Consequently, in both Case 1 and Case 2, we have proved that the set S is bounded.

Then, we can see that $\mathcal{F}$ satisfies all conditions of Schaefer’s fixed point theorem. Thus, we approach a conclusion that $\mathcal{F}$ has at least one fixed point which is the solution of problem (1.1). The proof is complete. □

4 An illustrative example

In this section, we will illustrate the possible application of the above established analytical result with a concrete example.

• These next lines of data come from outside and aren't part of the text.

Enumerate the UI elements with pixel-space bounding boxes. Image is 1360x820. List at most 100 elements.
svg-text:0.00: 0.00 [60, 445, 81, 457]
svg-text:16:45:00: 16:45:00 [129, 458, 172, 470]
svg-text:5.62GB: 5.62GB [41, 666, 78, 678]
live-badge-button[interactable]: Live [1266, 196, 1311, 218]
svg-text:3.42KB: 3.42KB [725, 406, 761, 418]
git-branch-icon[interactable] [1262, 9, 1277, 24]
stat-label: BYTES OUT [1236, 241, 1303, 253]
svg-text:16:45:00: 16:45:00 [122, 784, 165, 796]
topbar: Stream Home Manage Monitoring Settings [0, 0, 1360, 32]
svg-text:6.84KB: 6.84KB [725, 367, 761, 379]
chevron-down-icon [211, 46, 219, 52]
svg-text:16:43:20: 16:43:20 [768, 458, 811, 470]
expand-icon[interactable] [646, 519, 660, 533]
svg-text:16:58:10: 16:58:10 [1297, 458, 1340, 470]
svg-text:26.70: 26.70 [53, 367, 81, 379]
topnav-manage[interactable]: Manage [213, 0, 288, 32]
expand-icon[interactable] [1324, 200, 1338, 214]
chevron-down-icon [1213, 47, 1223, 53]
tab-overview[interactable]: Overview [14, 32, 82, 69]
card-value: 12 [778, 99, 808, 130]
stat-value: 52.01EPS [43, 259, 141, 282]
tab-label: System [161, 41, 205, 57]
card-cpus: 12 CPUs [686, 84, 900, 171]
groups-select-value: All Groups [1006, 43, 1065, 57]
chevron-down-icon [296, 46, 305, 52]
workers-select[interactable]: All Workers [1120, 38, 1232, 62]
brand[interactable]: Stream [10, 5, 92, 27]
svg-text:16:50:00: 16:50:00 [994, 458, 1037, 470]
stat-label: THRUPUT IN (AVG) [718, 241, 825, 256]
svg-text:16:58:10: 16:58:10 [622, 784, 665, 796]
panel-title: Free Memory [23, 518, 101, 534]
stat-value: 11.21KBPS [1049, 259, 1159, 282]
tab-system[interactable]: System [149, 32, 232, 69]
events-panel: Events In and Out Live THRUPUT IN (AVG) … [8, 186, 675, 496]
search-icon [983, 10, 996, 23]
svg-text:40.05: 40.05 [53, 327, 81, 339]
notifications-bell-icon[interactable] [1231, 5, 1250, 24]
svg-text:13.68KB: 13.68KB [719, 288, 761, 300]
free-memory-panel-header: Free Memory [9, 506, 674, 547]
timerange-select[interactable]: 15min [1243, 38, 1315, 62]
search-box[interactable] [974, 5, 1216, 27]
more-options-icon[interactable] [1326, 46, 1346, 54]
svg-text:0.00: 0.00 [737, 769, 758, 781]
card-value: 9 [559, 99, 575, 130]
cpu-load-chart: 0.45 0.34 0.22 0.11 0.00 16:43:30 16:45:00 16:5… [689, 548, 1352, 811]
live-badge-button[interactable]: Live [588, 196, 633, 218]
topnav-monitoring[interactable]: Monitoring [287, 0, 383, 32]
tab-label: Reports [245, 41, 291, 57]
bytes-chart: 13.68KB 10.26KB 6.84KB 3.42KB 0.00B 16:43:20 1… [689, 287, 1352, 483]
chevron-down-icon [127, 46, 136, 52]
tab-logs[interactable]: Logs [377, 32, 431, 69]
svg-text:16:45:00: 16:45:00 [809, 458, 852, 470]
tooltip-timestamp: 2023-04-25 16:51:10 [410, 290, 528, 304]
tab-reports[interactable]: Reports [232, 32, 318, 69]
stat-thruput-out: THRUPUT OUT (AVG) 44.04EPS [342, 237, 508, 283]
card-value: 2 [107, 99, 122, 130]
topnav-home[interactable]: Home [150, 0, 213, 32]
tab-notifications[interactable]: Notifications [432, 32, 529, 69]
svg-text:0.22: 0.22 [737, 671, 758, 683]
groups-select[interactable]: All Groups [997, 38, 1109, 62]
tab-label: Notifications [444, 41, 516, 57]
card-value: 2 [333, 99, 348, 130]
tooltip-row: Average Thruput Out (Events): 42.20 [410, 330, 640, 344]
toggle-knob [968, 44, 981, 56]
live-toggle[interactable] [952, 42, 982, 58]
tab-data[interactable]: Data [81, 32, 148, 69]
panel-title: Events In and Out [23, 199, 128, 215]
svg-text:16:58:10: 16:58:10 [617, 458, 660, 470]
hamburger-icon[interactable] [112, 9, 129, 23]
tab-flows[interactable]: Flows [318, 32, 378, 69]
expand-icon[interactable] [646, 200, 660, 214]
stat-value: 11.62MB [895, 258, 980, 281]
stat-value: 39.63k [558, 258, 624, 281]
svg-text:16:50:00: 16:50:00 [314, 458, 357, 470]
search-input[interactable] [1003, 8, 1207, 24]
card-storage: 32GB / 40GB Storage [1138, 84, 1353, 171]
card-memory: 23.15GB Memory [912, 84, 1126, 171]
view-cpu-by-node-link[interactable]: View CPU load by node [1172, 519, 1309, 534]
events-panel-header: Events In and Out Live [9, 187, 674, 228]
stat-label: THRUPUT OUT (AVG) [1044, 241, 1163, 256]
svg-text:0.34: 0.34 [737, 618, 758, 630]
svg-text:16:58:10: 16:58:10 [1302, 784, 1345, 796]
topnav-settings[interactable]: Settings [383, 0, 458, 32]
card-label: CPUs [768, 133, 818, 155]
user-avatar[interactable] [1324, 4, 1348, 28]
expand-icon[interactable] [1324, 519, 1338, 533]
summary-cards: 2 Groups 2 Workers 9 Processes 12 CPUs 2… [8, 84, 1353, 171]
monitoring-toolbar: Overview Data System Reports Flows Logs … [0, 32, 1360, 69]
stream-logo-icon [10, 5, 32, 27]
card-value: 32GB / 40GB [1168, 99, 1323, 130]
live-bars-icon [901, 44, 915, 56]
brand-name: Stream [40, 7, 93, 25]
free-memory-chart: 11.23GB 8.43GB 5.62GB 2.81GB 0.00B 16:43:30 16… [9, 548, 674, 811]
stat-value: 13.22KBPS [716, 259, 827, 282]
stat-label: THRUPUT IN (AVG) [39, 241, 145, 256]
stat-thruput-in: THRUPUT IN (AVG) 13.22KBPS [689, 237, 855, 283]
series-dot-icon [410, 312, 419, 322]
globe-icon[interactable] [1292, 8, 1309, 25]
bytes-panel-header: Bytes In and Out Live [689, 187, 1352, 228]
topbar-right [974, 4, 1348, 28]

Example 4.1 Consider the following discrete fractional boundary value problem:

$$\{\begin{array}{c}{\mathrm{\Delta }}_C^{1/2}[{\varphi }_3({\mathrm{\Delta }}_C^{2/3}u)](t)=\frac{1}{100}{u}^2(t+1/6)+sin(t+1/6),t\in {[0,2]}_{{\mathrm{N}}_0},\hfill \\ {\mathrm{\Delta }}_C^{2/3}u(t){|}_{t=-1/2}+{\mathrm{\Delta }}_C^{2/3}u(t){|}_{t=5/2}=0,\hfill \\ u(-5/6)+u(19/6)=0.\hfill \end{array}$$

(4.1)

Corresponding to problem (1.1), we have $p=3$, $q=\frac{3}{2}$, $\alpha =\frac{2}{3}$, $\beta =\frac{1}{2}$ and

$$f(t,u)=\frac{1}{100}{u}^2+sint,t\in {[1/6,13/6]}_{{\mathrm{N}}_{1/6}},u\in \mathbb{R}.$$

Choose $a(t)=1$, $g(t)=\frac{1}{100}$. By a simple calculation, we can obtain

$${\left(\frac{3}{2}\right)}^{\frac{3}{2}}{\left(\frac{1}{100}\right)}^{\frac{1}{2}}\left(\prod _{i=1}^2{(1+\frac{1}{2i})}^{\frac{1}{2}}\right)\left(\prod _{i=1}^3(1+\frac{2}{3i})\right)\approx 0.6832<1.$$

Obviously, problem (4.1) satisfies all assumptions of Theorem 3.1. Hence, we can conclude that problem (4.1) has at least one solution.